Across the three groups the coefficients are as follows:
 Black : -.0303 
 Hispanic: -.0215
 White: .0312

 The probability of citations are extremely close among the three groups being that the coefficients are close to one.On all three. They range from -.03 in the black group and .0312 in the white group. Probabilities do indicate that White has a very slight increased probability to get a citation. Hispanic and Black have a slightly lower chance of getting one.

### Part D

>Explain in a sentence or two why we should control for variables such as gender and location in the regression, and why the results might not be what we want if we don’t control for them. 

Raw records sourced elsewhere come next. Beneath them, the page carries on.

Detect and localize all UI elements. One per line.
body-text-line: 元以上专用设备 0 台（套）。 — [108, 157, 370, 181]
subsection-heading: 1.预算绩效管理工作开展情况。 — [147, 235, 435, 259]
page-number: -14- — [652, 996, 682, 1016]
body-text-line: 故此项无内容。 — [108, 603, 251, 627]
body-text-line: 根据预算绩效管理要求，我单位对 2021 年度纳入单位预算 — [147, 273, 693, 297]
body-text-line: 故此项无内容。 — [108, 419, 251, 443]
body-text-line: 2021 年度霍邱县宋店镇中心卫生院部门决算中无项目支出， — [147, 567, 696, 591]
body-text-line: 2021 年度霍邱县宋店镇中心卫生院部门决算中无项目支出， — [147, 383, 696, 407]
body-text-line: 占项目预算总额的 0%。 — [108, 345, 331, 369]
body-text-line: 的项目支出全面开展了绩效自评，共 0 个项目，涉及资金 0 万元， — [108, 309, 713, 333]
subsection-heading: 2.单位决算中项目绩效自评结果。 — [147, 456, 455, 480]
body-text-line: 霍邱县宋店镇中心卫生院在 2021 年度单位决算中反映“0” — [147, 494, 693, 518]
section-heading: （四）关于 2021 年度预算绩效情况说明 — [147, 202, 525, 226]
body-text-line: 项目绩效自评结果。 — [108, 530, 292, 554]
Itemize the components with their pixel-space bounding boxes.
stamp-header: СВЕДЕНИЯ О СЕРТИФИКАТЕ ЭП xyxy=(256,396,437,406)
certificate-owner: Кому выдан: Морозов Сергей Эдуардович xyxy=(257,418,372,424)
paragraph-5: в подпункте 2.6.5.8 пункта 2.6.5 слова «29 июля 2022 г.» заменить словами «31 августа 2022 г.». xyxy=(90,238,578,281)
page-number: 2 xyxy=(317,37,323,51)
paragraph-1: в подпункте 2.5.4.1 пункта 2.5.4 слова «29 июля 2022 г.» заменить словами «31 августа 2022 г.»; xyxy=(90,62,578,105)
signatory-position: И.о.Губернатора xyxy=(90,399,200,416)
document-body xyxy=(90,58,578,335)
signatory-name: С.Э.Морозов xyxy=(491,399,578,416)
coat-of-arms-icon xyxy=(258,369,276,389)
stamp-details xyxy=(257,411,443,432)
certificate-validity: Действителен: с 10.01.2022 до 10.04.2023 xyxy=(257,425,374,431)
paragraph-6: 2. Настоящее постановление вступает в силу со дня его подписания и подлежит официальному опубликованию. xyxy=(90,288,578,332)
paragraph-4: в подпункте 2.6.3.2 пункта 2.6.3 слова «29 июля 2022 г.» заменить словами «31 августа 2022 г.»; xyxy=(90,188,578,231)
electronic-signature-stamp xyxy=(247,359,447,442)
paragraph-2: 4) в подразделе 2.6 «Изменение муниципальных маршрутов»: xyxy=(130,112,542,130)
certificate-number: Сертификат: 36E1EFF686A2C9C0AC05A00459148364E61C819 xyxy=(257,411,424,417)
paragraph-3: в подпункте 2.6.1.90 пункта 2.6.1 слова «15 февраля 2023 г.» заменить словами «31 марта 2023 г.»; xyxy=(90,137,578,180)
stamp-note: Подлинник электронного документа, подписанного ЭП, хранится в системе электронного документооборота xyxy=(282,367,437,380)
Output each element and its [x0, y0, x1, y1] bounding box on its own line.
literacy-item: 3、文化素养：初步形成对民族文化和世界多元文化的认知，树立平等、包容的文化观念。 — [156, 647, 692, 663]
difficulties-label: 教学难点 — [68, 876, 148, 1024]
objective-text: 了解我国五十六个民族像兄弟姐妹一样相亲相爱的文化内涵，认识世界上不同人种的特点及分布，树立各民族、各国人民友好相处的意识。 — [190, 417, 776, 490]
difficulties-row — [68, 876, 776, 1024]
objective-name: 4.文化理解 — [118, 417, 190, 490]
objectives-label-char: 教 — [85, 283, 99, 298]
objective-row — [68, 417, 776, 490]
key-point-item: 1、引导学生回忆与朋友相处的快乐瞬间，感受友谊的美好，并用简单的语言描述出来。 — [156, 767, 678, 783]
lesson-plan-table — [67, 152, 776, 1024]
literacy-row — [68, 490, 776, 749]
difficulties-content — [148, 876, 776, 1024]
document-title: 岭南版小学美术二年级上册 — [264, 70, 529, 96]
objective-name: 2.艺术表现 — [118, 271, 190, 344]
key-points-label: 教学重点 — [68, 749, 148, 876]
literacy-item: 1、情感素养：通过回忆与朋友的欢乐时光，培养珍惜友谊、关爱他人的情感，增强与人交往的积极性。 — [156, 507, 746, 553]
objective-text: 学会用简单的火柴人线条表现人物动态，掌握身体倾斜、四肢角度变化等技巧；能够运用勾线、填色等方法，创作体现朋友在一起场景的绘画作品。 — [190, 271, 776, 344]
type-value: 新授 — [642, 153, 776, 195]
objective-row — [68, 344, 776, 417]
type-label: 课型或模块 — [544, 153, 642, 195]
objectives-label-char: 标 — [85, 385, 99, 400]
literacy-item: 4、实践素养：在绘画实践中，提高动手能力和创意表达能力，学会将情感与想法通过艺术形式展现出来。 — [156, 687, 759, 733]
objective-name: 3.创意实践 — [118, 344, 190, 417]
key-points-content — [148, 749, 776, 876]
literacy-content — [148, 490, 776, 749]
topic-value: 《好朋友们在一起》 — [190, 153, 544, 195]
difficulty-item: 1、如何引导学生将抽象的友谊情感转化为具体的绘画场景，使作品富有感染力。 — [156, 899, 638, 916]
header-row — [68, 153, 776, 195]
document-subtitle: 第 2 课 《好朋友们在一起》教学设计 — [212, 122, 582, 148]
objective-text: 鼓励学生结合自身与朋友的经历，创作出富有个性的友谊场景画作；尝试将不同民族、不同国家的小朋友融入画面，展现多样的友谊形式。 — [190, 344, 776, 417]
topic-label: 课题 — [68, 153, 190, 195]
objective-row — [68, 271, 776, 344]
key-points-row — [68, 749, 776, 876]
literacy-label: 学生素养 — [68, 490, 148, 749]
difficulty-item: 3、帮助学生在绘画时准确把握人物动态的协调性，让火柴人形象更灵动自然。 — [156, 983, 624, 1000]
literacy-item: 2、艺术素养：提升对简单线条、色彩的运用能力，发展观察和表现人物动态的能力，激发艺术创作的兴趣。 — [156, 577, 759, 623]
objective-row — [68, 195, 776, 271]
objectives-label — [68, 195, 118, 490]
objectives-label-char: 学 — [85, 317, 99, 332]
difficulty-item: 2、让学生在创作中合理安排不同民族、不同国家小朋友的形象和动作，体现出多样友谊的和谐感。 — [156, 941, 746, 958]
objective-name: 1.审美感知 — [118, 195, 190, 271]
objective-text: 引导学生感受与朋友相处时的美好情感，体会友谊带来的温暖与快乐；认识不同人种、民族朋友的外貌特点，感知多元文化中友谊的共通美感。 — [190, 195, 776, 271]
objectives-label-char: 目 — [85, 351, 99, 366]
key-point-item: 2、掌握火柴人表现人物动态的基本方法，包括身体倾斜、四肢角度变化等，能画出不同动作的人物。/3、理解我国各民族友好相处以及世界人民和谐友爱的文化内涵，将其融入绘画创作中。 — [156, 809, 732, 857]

The aim of controlling variables in logistical regression is to eliminate other influencing factors or alternative explanations. In this case we are specifically seeing the independent variables (race) effect on the targets after including controlled variables. Analysis and prediction becomes more complex if we have to account for gender and race for example Black Male versus White Female in an arrest.

### Part E

>However, decisions about what to control are somewhat subjective. What is one reason we might not want to control for location in testing for discrimination? In other words, how might we underestimate discrimination if we control for location? 

If we control for location we underestimate discrimination by possibly zoning in on an area with skewed distributions of race within a population of citizens and the cops as well. Crime operations can also be rooted in certain geographic location furthering discrimination in policing in this area. Officers may be accustomed to higher stake situations and be on increased alert no matter the race during a traffic stop. Discrimination can be underestimated on various scales when talking about global levels. Counries can widely differ in policing systems and protocols.